Constructing a data query is slightly more complicated due to the nuances of each specific dataset being queried. For example we have demographic data from The American Community Survey (ACS) broken down by location and language. Constructing a query to find the top non-english languages spoken in Beverly, MA would look something like the following.

http://api.datausa.io/api/?show=language&year=latest&geo=16000US2505595&sumlevel=all

Breaking down each of the query parameters used will help us evaluate what’s happening here. First finding the table we want to query in the documentation will help find the variables we are able to use. The table is called acs.ygl_speakers, which, although a bit obscure, tells us that the underlying data source is The American Community Survey (ACS), the primary keys are Year — Geography — Language or YGL and the central data values are Number of Speakers.

show=language
A ‘show’ parameter is always required to indicate which attribute is being shown.
year=latest
Sets the year of data being fetched, ‘latest’ will always map to the latest year available.
geo=16000US2505595
The specific geography to filter the data on, in this case Beverly, MA. A full list of geographic IDs can be found in the classifications section of the data documentation.
sumlevel=all
This tells the API to look at all available sumlevels for the variable being shown. In this case, languages do not have summations so we can just use “all”.

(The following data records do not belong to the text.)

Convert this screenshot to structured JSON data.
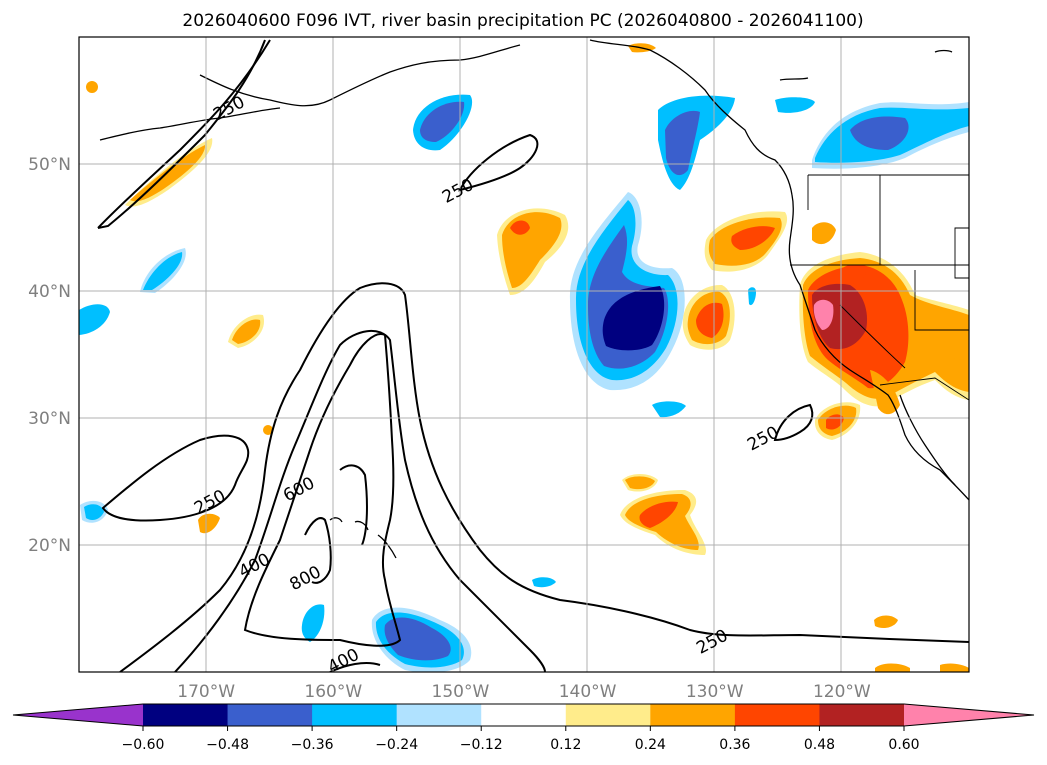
{
  "chart_data": {
    "type": "heatmap",
    "title": "2026040600 F096 IVT, river basin precipitation PC (2026040800 - 2026041100)",
    "projection": "map",
    "lon_range": [
      -180,
      -110
    ],
    "lat_range": [
      10,
      60
    ],
    "grid": true,
    "x_ticks": [
      {
        "value": -170,
        "label": "170°W"
      },
      {
        "value": -160,
        "label": "160°W"
      },
      {
        "value": -150,
        "label": "150°W"
      },
      {
        "value": -140,
        "label": "140°W"
      },
      {
        "value": -130,
        "label": "130°W"
      },
      {
        "value": -120,
        "label": "120°W"
      }
    ],
    "y_ticks": [
      {
        "value": 20,
        "label": "20°N"
      },
      {
        "value": 30,
        "label": "30°N"
      },
      {
        "value": 40,
        "label": "40°N"
      },
      {
        "value": 50,
        "label": "50°N"
      }
    ],
    "colorbar": {
      "extend": "both",
      "boundaries": [
        -0.6,
        -0.48,
        -0.36,
        -0.24,
        -0.12,
        0.12,
        0.24,
        0.36,
        0.48,
        0.6
      ],
      "labels": [
        "−0.60",
        "−0.48",
        "−0.36",
        "−0.24",
        "−0.12",
        "0.12",
        "0.24",
        "0.36",
        "0.48",
        "0.60"
      ],
      "colors": [
        "#9933cc",
        "#000080",
        "#3a5fcd",
        "#00bfff",
        "#b0e2ff",
        "#ffffff",
        "#ffec8b",
        "#ffa500",
        "#ff4500",
        "#b22222",
        "#ff82ab"
      ]
    },
    "contour_levels": [
      250,
      400,
      600,
      800
    ],
    "contour_labels": [
      {
        "text": "250",
        "lon": -168,
        "lat": 54
      },
      {
        "text": "250",
        "lon": -150,
        "lat": 47.5
      },
      {
        "text": "250",
        "lon": -169.5,
        "lat": 23
      },
      {
        "text": "250",
        "lon": -126,
        "lat": 28
      },
      {
        "text": "250",
        "lon": -130,
        "lat": 12
      },
      {
        "text": "600",
        "lon": -162.5,
        "lat": 24
      },
      {
        "text": "400",
        "lon": -166,
        "lat": 18
      },
      {
        "text": "800",
        "lon": -162,
        "lat": 17
      },
      {
        "text": "400",
        "lon": -159,
        "lat": 10.5
      }
    ]
  }
}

And here is a sample of the data returned:

{
  data: [
    [
      35636.0, 
      590.0,
      1.23418, 
      2014,
      "16000US2505595", 
      "002"
    ]
    ...
  ]
  headers: [
    "num_speakers", 
    "num_speakers_moe",
    "num_speakers_rca", 
    "year", 
    "geo", 
    "language"
  ]
}

Since the “show” in our query parameters was “language” we know that each data point here corresponds to a different language spoken, along with the returned number of speakers values. In the documentation we can find a list of the IDs that correspond to each language.

Data Fold

One nuance of the way the API returns data (that astute readers may have already noticed) is that the rows and headers are separate. This is an optimization made to reduce the bandwidth footprint when requesting large numbers of rows. By only stating the headers once and returning arrays of arrays the file size can be significantly smaller, this does come at the cost of requiring the user to “fold” their data with the headers if they prefer to work with a JSON object. Below is a reusable function written for this express purpose.

function datafold(json) {
 return json.data.map(function(data){
   return json.headers.reduce(function(obj, header, i){
     obj[header] = data[i];
     return obj;
   }, {});
 });
}

Conclusion

We’ve now seen how the Data USA API is structured, how to formulate both attribute and data requests and looked at samples of returned JSON data. Spending a bit more time looking at the API documentation and inspecting various API requests in the console while browsing the Data USA front-end would all be great next steps.